Look, just when I'm on the cusp of, you know, something sort of even, some sort of nice homeostasis, I've gotta be rooted out from below, water rising to push me from the window. Last two afternoons were pure hell. Maybe it is because I share an extremely small (I'm talking 10 feet by 7 feet) office with someone else--anyone else. Even though he's a genuinely good guy and I've made progress on not judging him lately. And I even intuit that he doesn't hold past judgments against me, something that's clear and away amazing to me. And maybe it is because I'm playing an avoidance game. I have too much to do at work, and not enough that's interesting. Updating one of the files that needs updating is needlessly arbitrary because we don't have a unified database. Instead there are, get this, five. Five places to update one (the same) thing. Shit, I just remembered that I didn't remember one of the places.
The old man downstairs just chuckled a good chuckle. The cat peed on the bed today. Hard core. Lots of pee. I'm talking was there a small child in here pissing kind of pee. I looked up at the ceiling expecting a leak. Nope, had to be the cat. Late night run to the laundry mat. Fun. And then we're leaving for the weekend on a morning flight. Fiance sleeps over there peacefully--thankfully--next to said cat, who seems to have extinguished all of her urge to pee for now. I"m pretty sure she was pissed at me for not feeding her earlier and that's why she did it--not that it matters greatly.
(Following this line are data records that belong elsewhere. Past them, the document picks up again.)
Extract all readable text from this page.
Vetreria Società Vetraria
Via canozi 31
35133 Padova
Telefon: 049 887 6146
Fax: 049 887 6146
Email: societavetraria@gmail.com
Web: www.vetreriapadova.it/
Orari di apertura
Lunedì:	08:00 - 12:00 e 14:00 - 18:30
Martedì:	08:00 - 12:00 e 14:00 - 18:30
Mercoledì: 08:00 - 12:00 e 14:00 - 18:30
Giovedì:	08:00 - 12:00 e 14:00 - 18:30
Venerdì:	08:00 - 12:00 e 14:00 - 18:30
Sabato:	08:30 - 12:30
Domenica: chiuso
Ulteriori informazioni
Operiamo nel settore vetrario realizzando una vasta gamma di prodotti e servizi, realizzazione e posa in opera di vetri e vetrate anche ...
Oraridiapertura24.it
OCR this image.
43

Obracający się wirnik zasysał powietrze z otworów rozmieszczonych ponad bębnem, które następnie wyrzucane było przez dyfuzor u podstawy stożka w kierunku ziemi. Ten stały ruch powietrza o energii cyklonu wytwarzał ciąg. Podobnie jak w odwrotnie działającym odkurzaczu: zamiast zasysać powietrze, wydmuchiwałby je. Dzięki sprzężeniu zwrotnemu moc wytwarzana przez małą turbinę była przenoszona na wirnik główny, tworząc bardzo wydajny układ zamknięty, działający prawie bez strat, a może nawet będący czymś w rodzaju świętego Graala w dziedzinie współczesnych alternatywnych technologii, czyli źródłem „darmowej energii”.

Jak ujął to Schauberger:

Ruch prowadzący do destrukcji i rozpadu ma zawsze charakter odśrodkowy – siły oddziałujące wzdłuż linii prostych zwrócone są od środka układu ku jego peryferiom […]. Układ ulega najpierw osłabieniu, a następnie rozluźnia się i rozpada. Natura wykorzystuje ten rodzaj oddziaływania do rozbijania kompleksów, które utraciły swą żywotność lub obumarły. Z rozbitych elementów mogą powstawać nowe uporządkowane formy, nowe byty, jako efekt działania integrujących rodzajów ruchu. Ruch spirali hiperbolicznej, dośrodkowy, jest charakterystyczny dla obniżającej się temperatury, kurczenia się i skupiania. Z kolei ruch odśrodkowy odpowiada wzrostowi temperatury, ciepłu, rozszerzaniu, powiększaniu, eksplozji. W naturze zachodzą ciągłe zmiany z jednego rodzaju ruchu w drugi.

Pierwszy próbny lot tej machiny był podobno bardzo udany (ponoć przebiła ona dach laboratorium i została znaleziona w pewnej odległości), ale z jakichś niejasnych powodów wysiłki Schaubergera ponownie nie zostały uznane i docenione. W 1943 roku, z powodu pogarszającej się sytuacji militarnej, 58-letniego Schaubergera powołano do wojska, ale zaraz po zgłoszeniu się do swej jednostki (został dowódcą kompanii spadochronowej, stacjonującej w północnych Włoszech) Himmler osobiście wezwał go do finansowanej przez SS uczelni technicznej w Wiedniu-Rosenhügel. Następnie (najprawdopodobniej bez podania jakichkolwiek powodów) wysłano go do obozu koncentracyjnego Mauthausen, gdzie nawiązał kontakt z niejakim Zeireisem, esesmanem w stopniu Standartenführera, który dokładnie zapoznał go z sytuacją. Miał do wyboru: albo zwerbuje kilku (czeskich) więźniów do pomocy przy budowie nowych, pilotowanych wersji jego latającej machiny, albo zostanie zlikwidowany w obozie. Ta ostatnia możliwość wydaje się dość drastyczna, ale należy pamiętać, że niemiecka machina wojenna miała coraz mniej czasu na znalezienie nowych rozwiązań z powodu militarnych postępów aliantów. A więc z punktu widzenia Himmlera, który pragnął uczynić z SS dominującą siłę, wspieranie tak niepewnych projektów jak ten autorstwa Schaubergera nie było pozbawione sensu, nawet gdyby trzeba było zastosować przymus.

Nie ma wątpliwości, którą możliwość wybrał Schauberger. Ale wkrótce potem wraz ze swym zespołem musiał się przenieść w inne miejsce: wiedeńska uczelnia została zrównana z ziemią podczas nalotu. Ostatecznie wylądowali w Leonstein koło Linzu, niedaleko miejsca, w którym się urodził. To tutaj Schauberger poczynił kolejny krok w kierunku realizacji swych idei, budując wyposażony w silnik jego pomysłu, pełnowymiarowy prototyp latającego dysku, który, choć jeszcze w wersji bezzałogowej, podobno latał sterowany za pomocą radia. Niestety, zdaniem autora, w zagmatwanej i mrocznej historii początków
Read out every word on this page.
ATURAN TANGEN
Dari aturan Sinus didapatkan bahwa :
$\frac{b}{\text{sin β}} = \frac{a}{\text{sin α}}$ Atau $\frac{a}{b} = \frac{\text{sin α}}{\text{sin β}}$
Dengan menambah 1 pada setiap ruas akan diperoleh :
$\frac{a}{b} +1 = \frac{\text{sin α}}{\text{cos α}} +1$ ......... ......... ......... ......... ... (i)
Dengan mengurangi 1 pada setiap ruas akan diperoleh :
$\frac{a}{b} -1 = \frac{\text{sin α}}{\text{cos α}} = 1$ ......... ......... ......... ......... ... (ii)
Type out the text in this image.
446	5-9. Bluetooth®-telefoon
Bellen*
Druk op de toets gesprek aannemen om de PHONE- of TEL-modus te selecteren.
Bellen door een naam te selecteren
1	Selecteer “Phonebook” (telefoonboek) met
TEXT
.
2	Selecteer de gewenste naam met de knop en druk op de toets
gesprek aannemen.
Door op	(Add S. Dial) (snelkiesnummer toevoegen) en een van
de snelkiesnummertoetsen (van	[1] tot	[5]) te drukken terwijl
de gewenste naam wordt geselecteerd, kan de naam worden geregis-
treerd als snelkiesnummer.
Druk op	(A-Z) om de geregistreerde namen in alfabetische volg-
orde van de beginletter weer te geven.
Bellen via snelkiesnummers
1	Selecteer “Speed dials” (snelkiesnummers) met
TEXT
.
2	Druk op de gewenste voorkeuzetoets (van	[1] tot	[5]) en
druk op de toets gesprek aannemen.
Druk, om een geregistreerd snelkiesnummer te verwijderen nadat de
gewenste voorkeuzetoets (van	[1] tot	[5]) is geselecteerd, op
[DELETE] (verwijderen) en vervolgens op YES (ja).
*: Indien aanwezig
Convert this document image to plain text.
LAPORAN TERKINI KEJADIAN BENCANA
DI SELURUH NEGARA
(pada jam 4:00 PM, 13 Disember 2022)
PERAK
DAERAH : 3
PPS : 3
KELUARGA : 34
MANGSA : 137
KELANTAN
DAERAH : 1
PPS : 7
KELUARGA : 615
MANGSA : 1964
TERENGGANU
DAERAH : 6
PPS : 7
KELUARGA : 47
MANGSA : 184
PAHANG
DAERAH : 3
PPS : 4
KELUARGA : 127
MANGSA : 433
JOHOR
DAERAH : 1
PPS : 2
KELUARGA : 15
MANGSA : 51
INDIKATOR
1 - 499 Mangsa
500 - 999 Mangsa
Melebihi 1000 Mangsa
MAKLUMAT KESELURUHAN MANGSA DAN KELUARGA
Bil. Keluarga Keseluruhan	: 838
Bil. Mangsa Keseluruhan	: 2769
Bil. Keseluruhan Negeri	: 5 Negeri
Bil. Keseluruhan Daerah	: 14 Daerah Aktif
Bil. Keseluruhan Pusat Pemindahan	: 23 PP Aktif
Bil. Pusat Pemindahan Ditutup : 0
I don't know what it was, but my mind was supercharged, racing around into all of the corners of procrastination. I started the day just fine. Maybe I was hungry, maybe that was it. I've been carefully manufacturing an undercurrent of reform for so long. What happens when I can't hold on to any comforts? When nothing is there? Is there something true and honest and raw about experience in this state of misdirection, of strong ambivalence? If most of the things I know were spuriously rooted in bias of some sort, egotism, desire to be something I'm not, false narrative, what is there, what is at base, you know, out there? Another internet page for the gutter, another split screen for my youth.